Often, women who come forward with allegations of assault or harassment are treated as if they are at fault. They must have invited it. They must have worn something or said something or suggested through body language that a comment or a touch or a kiss ... we'll stop there ... was being solicited.

And then there is the stigma. There is a heavy burden of shame, blame, guilt and grief associated with being the victim of any kind of abuse, especially sexual assault. A woman who raises such an allegation might be looked at -- sometimes even by other women -- as unclean, or dirty. She might have words we neither can nor would print lobbed at her in public and in private.

But instead of dismissing the trend as a taboo, or politicizing it, we should discuss the subject, openly. We should, as we are sure most parents do, talk to our daughters and our sons about what is OK to say and do and what isn't. We should discuss boundaries and respecting others' wishes and their bodies.

And since no amount of discussion can sanitize the world to the point where these acts will not occur, we should also openly discuss how to report harassment and assault, wherever it occurs and regardless of who it is committed by.
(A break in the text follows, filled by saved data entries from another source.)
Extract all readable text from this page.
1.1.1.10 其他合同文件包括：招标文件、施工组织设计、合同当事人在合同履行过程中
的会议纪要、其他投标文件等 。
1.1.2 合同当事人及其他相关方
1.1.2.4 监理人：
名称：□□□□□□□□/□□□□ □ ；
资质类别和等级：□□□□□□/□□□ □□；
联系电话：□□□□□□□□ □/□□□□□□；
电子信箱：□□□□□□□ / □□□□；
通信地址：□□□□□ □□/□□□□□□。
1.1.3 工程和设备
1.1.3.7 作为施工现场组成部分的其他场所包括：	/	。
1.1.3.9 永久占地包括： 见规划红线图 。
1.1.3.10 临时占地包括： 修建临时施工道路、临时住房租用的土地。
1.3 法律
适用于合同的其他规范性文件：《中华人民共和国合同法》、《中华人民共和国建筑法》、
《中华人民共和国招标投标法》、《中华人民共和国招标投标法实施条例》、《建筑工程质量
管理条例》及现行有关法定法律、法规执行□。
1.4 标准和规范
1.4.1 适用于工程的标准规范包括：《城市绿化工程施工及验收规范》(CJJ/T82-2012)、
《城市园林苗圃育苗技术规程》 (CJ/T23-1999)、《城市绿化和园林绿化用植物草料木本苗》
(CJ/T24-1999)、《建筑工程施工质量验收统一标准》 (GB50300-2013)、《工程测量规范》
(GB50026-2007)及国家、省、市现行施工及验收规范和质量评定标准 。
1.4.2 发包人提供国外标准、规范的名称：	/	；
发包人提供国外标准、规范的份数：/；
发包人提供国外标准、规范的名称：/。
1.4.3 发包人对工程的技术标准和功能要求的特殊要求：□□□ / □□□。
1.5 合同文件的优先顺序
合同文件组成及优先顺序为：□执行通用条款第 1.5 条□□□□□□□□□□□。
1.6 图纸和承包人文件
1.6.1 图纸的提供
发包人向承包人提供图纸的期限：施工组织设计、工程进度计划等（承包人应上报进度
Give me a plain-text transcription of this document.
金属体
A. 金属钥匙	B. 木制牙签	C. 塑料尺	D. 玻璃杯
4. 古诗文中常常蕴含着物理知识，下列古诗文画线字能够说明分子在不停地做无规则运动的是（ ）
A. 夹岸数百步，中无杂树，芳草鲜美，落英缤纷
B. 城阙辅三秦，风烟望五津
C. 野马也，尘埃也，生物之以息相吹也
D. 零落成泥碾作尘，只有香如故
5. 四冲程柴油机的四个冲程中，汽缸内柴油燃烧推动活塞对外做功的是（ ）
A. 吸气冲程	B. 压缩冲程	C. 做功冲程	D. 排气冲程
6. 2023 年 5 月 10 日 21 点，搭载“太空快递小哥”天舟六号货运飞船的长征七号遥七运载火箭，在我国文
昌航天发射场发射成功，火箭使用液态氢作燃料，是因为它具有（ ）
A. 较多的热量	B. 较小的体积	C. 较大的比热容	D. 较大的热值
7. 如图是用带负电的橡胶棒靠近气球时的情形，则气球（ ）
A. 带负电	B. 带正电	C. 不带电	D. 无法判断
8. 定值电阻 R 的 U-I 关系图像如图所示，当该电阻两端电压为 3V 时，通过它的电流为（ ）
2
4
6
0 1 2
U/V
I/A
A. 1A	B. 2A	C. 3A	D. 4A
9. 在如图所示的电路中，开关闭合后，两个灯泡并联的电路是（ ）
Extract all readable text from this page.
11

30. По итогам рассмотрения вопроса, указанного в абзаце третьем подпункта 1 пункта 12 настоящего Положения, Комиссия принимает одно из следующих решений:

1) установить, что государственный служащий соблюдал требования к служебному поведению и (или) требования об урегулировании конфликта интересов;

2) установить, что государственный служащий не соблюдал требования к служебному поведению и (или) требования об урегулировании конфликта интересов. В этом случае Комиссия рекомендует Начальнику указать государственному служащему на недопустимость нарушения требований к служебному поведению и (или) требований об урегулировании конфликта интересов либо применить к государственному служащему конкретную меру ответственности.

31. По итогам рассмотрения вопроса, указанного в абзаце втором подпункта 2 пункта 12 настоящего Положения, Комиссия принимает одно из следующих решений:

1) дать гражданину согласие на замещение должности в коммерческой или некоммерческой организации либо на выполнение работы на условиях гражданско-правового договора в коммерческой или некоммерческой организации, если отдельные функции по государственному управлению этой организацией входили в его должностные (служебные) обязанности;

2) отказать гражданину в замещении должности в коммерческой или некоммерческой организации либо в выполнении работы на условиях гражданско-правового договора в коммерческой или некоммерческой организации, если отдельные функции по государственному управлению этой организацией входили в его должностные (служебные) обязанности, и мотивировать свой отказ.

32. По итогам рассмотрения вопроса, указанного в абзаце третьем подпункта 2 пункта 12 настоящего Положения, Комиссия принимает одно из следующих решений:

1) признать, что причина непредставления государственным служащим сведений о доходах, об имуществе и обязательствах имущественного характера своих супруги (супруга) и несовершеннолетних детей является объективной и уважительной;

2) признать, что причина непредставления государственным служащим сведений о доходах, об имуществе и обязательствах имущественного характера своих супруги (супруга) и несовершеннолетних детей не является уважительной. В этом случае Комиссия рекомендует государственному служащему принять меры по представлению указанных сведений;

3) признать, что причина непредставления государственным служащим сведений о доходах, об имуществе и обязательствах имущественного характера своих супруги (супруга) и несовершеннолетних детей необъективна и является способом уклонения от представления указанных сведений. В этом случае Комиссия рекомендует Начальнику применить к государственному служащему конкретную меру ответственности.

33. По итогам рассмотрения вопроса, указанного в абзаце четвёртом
No one is above the law. No one is exempt from respecting the body and the personal space or the self-esteem of another person.

As we have seen in recent weeks and months -- and throughout great chapters of our nation's history -- with matters of race and religion and sexual orientation and with gender, these issues do not simply go away.

We might learn something about ourselves as individuals and as a society if we are open to the discussion. At least then if we identify a need to change we can begin working toward it, rather than keeping it in the dark.